La demande d’examen des risques avant renvoi de M. Fodor
[6]
M. Fodor est un Hongrois d’origine rom. Il est arrivé au Canada en 2009, à l’âge de 12 ans, avec ses parents, qui ont demandé l’asile. Leur demande d’asile a été retirée en 2010, lorsque les parents de M. Fodor sont retournés en Hongrie pour se rendre auprès d’un membre de la famille qui était mourant. Trois ans plus tard, en Hongrie, M. Fodor a rencontré sa conjointe de fait. Le jeune couple a eu une fille à la fin de 2015. La famille est venue au Canada en 2016, accompagnée des parents et de la sœur de M. Fodor.
[7]
À leur arrivée, l’épouse et la fille de M. Fodor ont présenté des demandes d’asile fondées sur les articles 96 et 97 de la LIPR. Mais une telle demande d’asile est irrecevable lorsque, comme dans le cas de M. Fodor, il y a eu un retrait d’une demande d’asile antérieure : LIPR, alinéa 101(1)c). En réaction à un avis d’expulsion, M. Fodor a toutefois demandé un ERAR. Un ERAR est une demande de protection présentée par une personne se trouvant au Canada et qui est visée par une mesure de renvoi ou nommée à un certificat de sécurité, et la décision d’accueillir la demande de protection a pour effet de conférer l’asile au demandeur, conformément au principe du non‑refoulement : LIPR, articles 112‑114; Valencia Martinez c Canada (Citoyenneté et Immigration), 2019 CF 1, au par. 1; Jama c Canada (Citoyenneté et Immigration), 2014 CF 668, au par. 17.
[8]
Dans sa demande d’ERAR, M. Fodor affirme qu’il remplit les exigences prévues à l’article 96 de la LIPR et peut obtenir l’asile à titre de réfugié au sens de la Convention.
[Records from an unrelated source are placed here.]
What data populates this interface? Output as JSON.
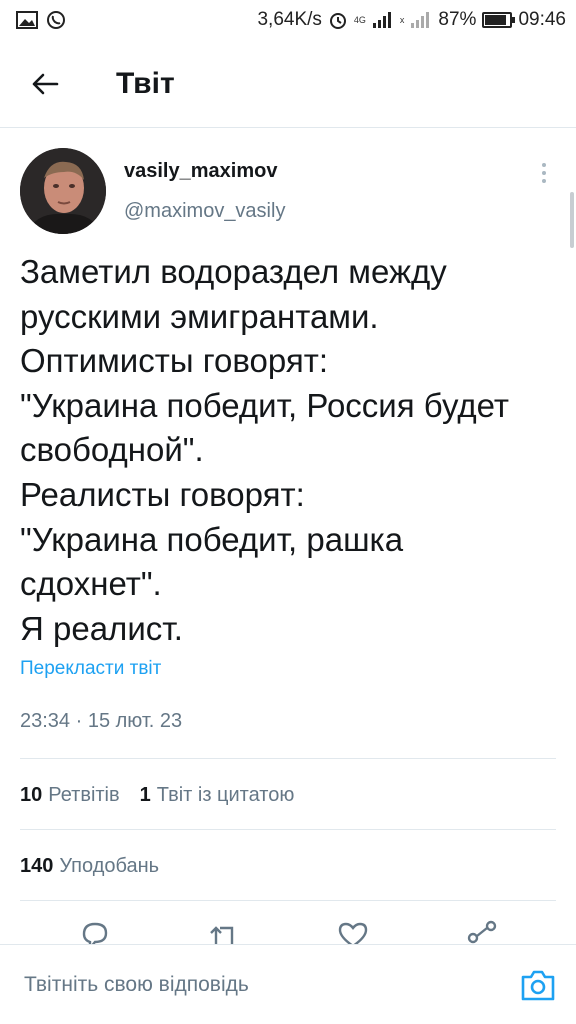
{
  "status_bar": {
    "speed": "3,64K/s",
    "network": "4G",
    "sim2": "x",
    "battery": "87%",
    "battery_level": 0.87,
    "time": "09:46"
  },
  "header": {
    "title": "Твіт"
  },
  "tweet": {
    "author_name": "vasily_maximov",
    "author_handle": "@maximov_vasily",
    "text_lines": [
      "Заметил водораздел между",
      "русскими эмигрантами.",
      "Оптимисты говорят:",
      "\"Украина победит, Россия будет",
      "свободной\".",
      "Реалисты говорят:",
      "\"Украина победит, рашка",
      "сдохнет\".",
      "Я реалист."
    ],
    "translate_label": "Перекласти твіт",
    "timestamp": "23:34 · 15 лют. 23"
  },
  "stats": {
    "retweets_count": "10",
    "retweets_label": "Ретвітів",
    "quotes_count": "1",
    "quotes_label": "Твіт із цитатою",
    "likes_count": "140",
    "likes_label": "Уподобань"
  },
  "reply_bar": {
    "placeholder": "Твітніть свою відповідь"
  },
  "colors": {
    "accent": "#1da1f2",
    "text": "#14171a",
    "secondary_text": "#657786",
    "divider": "#e1e8ed"
  },
  "icons": [
    "back-arrow-icon",
    "more-icon",
    "reply-icon",
    "retweet-icon",
    "like-icon",
    "share-icon",
    "camera-icon"
  ]
}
Pour appuyer sa demande, M. Fodor a présenté des éléments de preuve sur la situation dans le pays qui décrivent le traitement auquel les Roms sont assujettis en Hongrie ainsi que des éléments de preuve sur la grave discrimination qu’il avait vécue en matière de logement, d’emploi, d’éducation, de soins de santé et d’aide sociale. De plus, le demandeur et sa famille ont été évincés de leur logement et sont devenus itinérants en 2014 dans le cadre du programme gouvernemental [traduction] « d’élimination des bidonvilles »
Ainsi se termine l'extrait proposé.